B1 SINE-binding ZFP266 impedes mouse iPSC generation through suppression of chromatin opening mediated by reprogramming factors

Induced pluripotent stem cell (iPSC) reprogramming is inefficient and understanding the molecular mechanisms underlying this inefficiency holds the key to successfully control cellular identity. Here, we report 24 reprogramming roadblock genes identified by CRISPR/Cas9-mediated genome-wide knockout (KO) screening. Of these, depletion of the predicted KRAB zinc finger protein (KRAB-ZFP) Zfp266 strongly and consistently enhances murine iPSC generation in several reprogramming settings, emerging as the most robust roadblock. We show that ZFP266 binds Short Interspersed Nuclear Elements (SINEs) adjacent to binding sites of pioneering factors, OCT4 (POU5F1), SOX2, and KLF4, and impedes chromatin opening. Replacing the KRAB co-suppressor with co-activator domains converts ZFP266 from an inhibitor to a potent facilitator of iPSC reprogramming. We propose that the SINE-KRAB-ZFP interaction is a critical regulator of chromatin accessibility at regulatory elements required for efficient cellular identity changes. In addition, this work serves as a resource to further illuminate molecular mechanisms hindering reprogramming. Induced pluripotent stem cell (iPSC) reprogramming is inherently inefficient. Here the authors identify 24 reprogramming roadblock genes through a CRISPR/Cas9-mediated genome-wide knockout screen including a KRAB-ZFP Zfp266, knockout of which consistently enhances murine iPSC generation.

Automated summary

CRISPR/Cas9-mediated genome-wide knockout screening identified 24 reprogramming roadblock genes, among which depletion of the predicted KRAB zinc finger protein Zfp266 consistently enhanced murine iPSC generation in various reprogramming settings.
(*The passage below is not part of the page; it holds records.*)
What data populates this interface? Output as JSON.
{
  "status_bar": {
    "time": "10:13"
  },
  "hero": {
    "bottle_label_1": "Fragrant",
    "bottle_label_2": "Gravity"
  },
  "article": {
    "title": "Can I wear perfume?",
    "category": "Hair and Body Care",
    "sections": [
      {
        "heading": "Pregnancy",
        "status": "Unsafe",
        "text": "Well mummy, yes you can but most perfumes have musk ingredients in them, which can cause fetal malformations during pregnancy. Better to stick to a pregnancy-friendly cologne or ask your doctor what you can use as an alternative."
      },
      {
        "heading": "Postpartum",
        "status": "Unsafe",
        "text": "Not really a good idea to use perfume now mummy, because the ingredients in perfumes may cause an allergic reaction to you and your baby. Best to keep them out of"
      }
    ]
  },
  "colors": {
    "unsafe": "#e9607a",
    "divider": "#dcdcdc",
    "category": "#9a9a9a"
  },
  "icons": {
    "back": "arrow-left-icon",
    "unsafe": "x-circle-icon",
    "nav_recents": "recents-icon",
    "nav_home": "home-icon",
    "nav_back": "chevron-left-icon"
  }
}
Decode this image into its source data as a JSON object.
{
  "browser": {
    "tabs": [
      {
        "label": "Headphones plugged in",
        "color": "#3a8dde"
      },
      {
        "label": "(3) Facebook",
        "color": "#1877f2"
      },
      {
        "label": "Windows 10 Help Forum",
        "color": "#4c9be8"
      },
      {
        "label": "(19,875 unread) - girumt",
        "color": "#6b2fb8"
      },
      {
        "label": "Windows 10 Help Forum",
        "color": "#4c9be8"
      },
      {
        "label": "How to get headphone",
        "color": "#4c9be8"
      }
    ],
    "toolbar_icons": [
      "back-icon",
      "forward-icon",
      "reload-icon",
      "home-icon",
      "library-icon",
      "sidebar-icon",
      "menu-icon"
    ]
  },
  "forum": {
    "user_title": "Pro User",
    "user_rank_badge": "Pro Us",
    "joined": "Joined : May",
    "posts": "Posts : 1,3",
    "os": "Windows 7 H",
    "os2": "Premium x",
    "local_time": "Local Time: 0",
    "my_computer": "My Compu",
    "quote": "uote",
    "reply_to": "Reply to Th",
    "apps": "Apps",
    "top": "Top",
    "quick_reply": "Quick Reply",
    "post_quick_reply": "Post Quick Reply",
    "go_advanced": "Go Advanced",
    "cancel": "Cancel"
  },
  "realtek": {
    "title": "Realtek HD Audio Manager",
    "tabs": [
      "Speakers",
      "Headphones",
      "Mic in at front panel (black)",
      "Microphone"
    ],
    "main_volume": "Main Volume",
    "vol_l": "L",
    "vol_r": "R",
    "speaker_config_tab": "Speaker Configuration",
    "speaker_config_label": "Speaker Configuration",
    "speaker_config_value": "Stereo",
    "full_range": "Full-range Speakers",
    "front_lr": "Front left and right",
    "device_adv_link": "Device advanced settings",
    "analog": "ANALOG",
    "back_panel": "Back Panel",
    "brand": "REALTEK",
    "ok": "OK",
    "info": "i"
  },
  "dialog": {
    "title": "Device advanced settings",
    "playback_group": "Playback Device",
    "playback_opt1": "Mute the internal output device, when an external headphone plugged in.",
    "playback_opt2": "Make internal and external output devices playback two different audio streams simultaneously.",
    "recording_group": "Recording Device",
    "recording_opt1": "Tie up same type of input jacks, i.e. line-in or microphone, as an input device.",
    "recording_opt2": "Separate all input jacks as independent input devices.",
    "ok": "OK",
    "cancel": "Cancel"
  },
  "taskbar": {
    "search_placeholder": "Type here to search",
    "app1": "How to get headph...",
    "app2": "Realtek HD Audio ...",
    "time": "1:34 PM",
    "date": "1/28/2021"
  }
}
ZFP266 was found to bind to Short Interspersed Nuclear Elements (SINEs) near the binding sites of OCT4, SOX2, and KLF4, inhibiting chromatin opening. Replacement of the KRAB co-suppressor with co-activator domains transformed ZFP266 from an inhibitor to a potent facilitator of iPSC reprogramming. The interaction between SINE and KRAB-ZFP is proposed to be a critical regulator of chromatin accessibility for efficient cellular identity changes.